I miei occhi da quell’istante e per quasi quarantotto ore non videro che piante, fiori, colori, specie, ibridi, in un turbinio inimmaginabile e frenetico. Dopo aver pagato dieci franchi svizzeri, sono salita, assieme a Guido, Ermanno e Gianmaria, sulla scala mobile che portava all’ingresso dell’esposizione, ci siamo divisi per cercare lo stand italiano, ma giungevano alla mia vista solo gli stand dell’Olanda, Germania, Danimarca, Nuova Zelanda.Incrociamo Graziano Marongiu del clan Lecouffle di Parigi, grande è stata la mia sorpresa e credo anche dei miei compagni di viaggio, nell’apprendere che a Ginevra per le piante italiane, non c’era stata fortuna.
La trepidazione in tutti noi è cresciuta, specialmente credo in Guido De Vidi, che aveva mandato le piante in esposizione.

Finalmente… ecco la meravigliosa Vanda coerulescens di Guido in bella mostra,… ma ha già il cartellino della giuria per un premio! è stata la mia prima esclamazione!
Grande gioia nel nostro piccolo clan A.T.A.O., pacche sulle spalle di Guido, i complimenti,… poi finalmente ci siamo dedicati all’osservazione dello stand Italia.

In uno spazio angusto, meno di due metri per tre, c’erano quaranta piante italiane, troppo vicine per aver risalto; quello che si vedeva chiaramente erano i cartellini, appoggiati al bordo dello stand che preannunciavano un premio; erano ben otto! tutti sulle piante e del nostro vice Presidente Guido De vidi.
Il salone della mostra era così suddiviso: Metà era occupato dagli stands di esposizione, l’altra metà dal mercatino delle piante.

Questa è stata almeno per me, un esperienza incredibile, avrei comperato di tutto, passavo e ripassavo per i bancali di vendita, leggevo e rileggevo i cartellini delle piante, perché essendo ancora una principiante non riuscivo a distinguere a prima vista tutte le piante in esposizione.
Per gli acquisti ho avuto bisogno anche dell’aiuto dei miei compagni di viaggio; ho così arricchito la mia collezione di orchidee ma ho alleggerito il mio portafoglio!

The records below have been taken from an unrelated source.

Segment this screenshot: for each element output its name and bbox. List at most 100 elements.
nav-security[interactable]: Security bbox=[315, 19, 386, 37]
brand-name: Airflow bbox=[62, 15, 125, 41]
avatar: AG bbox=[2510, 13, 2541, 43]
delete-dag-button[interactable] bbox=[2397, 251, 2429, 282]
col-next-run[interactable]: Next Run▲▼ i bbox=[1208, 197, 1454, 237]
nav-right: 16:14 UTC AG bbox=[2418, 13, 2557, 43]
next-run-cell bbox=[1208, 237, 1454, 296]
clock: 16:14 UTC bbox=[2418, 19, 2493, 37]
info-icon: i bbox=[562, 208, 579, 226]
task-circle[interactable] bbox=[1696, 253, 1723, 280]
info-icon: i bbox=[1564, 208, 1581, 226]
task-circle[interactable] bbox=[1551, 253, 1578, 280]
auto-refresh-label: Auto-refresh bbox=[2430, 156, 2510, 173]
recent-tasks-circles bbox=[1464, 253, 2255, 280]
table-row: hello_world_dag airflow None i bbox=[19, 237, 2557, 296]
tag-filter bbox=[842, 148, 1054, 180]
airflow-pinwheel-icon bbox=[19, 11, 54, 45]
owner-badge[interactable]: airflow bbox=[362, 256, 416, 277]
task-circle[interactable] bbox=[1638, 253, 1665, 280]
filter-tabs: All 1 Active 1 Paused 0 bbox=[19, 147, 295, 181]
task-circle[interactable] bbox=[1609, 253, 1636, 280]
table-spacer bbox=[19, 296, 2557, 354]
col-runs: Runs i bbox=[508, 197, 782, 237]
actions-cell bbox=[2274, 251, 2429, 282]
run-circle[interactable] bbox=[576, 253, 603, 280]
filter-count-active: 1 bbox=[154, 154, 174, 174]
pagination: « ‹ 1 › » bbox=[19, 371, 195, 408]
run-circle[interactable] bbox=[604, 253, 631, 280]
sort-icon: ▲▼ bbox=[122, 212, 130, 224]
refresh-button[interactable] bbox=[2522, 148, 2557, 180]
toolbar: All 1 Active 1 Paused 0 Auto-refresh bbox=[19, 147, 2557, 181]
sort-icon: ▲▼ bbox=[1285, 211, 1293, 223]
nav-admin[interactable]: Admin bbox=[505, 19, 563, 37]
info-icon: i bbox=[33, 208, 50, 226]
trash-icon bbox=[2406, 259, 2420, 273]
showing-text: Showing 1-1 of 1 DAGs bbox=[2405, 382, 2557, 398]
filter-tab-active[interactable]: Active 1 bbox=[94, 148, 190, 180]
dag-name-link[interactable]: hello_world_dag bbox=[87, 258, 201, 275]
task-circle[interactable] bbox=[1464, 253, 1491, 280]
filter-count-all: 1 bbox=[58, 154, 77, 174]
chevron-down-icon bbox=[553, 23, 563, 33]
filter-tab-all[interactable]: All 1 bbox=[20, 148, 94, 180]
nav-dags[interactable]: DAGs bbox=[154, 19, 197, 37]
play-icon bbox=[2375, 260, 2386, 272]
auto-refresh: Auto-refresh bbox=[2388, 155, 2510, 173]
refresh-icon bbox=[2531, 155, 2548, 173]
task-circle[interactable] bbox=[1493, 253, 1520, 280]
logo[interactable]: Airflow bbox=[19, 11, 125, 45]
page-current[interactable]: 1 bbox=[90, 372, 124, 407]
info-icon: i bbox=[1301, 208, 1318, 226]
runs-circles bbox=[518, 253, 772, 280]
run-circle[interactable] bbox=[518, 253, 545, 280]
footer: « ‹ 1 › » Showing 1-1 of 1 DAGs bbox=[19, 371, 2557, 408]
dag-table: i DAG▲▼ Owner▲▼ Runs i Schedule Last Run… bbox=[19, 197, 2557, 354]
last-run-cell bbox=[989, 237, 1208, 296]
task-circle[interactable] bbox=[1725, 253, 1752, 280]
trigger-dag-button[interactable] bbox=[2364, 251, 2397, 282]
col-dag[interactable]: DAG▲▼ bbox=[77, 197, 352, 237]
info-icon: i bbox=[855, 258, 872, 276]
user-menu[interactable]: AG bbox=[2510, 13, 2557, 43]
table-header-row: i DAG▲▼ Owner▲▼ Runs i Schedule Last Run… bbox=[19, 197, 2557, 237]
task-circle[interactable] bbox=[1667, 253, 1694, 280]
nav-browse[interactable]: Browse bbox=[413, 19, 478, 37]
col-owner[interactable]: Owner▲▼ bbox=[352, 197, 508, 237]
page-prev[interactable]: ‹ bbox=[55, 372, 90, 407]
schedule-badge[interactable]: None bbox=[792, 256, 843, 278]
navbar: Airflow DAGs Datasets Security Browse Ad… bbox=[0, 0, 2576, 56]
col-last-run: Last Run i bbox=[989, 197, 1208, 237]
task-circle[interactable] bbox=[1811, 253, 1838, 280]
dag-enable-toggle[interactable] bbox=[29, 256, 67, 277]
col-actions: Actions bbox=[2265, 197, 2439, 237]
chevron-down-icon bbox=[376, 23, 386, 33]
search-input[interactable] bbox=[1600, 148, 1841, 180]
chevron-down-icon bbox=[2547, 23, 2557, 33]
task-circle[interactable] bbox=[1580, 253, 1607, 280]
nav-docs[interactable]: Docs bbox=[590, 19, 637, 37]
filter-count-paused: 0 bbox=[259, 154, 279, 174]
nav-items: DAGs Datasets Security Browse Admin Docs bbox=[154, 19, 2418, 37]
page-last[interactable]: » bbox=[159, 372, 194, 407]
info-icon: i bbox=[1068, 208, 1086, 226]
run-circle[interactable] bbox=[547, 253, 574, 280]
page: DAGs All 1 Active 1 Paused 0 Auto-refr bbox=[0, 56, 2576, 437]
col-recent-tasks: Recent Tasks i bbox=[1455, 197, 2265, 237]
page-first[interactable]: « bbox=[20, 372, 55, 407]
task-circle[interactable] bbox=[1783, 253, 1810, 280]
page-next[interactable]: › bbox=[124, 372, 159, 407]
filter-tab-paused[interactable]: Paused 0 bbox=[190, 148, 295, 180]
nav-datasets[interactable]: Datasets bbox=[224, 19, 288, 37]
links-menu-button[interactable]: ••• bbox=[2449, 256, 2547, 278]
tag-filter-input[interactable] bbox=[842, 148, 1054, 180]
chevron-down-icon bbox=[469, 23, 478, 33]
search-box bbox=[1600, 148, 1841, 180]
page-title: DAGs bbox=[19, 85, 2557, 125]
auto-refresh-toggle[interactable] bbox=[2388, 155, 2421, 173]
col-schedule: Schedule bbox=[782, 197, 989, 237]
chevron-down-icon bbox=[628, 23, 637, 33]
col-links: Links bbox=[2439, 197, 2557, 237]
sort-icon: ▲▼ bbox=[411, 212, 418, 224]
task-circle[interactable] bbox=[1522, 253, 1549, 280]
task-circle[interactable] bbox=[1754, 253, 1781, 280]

La via del ritorno è risultata brevissima, ma anche se abbiamo sbagliato strada, avevamo molto da raccontarci sulle persone incontrate, sulle piante, sulle medaglie; ritornavamo orgogliosi di essere iscritti all’A.T.A.O.”

Lo scherzetto di Marongiu.

Andò proprio così, il furbacchione di Graziano, vecchia conoscenza e grande amico, memore dei fasti Italiani di Hannover, ci accolse con questo simpatico scherzetto. Il palazzo delle esposizioni di Ginevra era immenso, rumoroso, disorientante e poco consono ad un’esposizione di orchidee: l’aria era oltremodo secca e le piante boccheggiavano.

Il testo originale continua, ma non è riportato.